Ice Ice Baby

You may wonder why I’m writing about Vanilla Ice… and as much as I love an old school rap tune that’s hardly the point of this post.

One of the most common questions you ask about injuries is ‘should I put heat or ice on it’? and generally there’s a fair amount of confusion out there. I’ll try and clear up the confusion and give you my point of view.

The general view is that heat is fine for soreness but ice is necessary for injuries. Right?! You all know the R.I.C.E. principal don’t you? Rest, Ice, Compression & Elevation, it’s been drilled into you since high school or even earlier. It was even taught to me at uni not that long ago.
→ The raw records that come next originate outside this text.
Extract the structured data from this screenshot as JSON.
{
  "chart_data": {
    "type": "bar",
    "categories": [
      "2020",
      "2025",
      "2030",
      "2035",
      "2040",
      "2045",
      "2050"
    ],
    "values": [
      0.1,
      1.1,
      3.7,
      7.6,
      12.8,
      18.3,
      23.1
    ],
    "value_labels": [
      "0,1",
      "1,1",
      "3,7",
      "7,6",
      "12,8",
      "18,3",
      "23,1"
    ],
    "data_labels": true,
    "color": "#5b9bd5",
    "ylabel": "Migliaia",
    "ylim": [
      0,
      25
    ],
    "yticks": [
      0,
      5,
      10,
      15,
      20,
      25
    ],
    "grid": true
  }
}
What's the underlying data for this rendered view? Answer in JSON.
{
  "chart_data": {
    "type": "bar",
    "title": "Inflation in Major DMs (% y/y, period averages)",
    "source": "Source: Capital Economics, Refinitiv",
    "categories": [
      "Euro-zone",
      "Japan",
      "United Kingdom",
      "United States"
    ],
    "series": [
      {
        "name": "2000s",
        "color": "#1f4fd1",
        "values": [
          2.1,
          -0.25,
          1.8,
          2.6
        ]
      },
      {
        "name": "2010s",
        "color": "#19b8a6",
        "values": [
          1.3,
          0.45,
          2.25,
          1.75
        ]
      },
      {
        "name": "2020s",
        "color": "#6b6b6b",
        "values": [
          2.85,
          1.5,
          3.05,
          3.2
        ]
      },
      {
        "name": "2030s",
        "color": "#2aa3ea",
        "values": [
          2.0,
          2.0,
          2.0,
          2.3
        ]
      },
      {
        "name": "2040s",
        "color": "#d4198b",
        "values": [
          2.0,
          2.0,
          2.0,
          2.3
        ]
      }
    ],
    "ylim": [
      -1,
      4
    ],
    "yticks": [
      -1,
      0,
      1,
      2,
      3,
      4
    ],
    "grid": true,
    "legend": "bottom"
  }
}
Before delving any further into this, here’s a short lesson on the bodies physiological response to heat and cold –

Heat has the following effect on the tissue;

  • Vasodilation, meaning your blood vessels dilate (increase in size) bringing about an increase in blood flow and therefore increase in oxygen, nutrients and white blood cells to the heated area – sounds good so far?
  • The increased blood flow speeds up the local metabolism, and enhances the removal of waste – all things you want happening as fast as possible.  
  • Increased phagocytosis (think of a group of pac men cleaning up the injured area in preparation for new tissue to be laid down). 
  • Relaxation of abnormal muscle contraction and relief of spasm – you all want this to happen, it’s one of the main reasons you have pain after an injury.
  • Decreased joint stiffness due to decreased viscosity of synovial fluid (the fluid in your joints) – the fluid is more free flowing, meaning smoother movements in the joint.

Cold has the following effects on the tissue;

  • Vasoconstriction, meaning your blood vessels constrict (decrease in size), decreasing the available blood flow. Although this may reduce some swelling it will delay the inflammatory (healing) process from starting.
  • Reduction in local metabolism and reduced ability to clear the area of waste.
  • Reduction in muscle contractility – your muscles have less ability to contract (move). Movement is an important part of healing as it promotes flow through the area. 
  • Increases the viscosity of synovial fluid (it doesn’t flow smoothly), which in turn leads to slower, stiffer movement in the joints. 

Now apply those principles to injured tissue in your body; would you want to put ice on and slow down the the bodies natural healing response or apply some heat and accelerate the process?

So what does that mean to the aforementioned R.I.C.E principal and to your self treatment at home? Let’s quote Dr. Nick DiNubile, Editor in Chief of The Physician And Sports Medicine Journal (physsportsmed.com“Seriously, do you honestly believe that your body’s natural inflammatory response is a mistake?” Your goal needs to be to improve adaptation by improving circulation, clearing congestion, and facilitating healing. Cooling your tissue down, simply doesn’t achieve this.

So give it a go. Next time you’re feeling sore or injured put some heat on it. Grab a hot water bottle, microwave a heat pack, have a hot bath or soak a towel in hot water and wrap it around your injured area. I know from recent experience that I was back up and running from a knee sprain, swelling and all in a matter of days. Although I can’t 100% say that was all the work of heat, it certainly accelerated the removal of swelling therefore enabling more movement through the knee and I believe a faster recovery than had i used ice.

This article/advice aims to to promote a discussion. There is plenty of evidence supporting both points of view and as more research becomes available we will endeavour to keep you informed. We’ll never be afraid to admit we were wrong if the evidence starts pointing the other way all of a sudden. If you’ve always done one thing and are having great results – it’s simple – keep doing it! If you’re looking for an alternative then chat to your therapist and make an informed decision.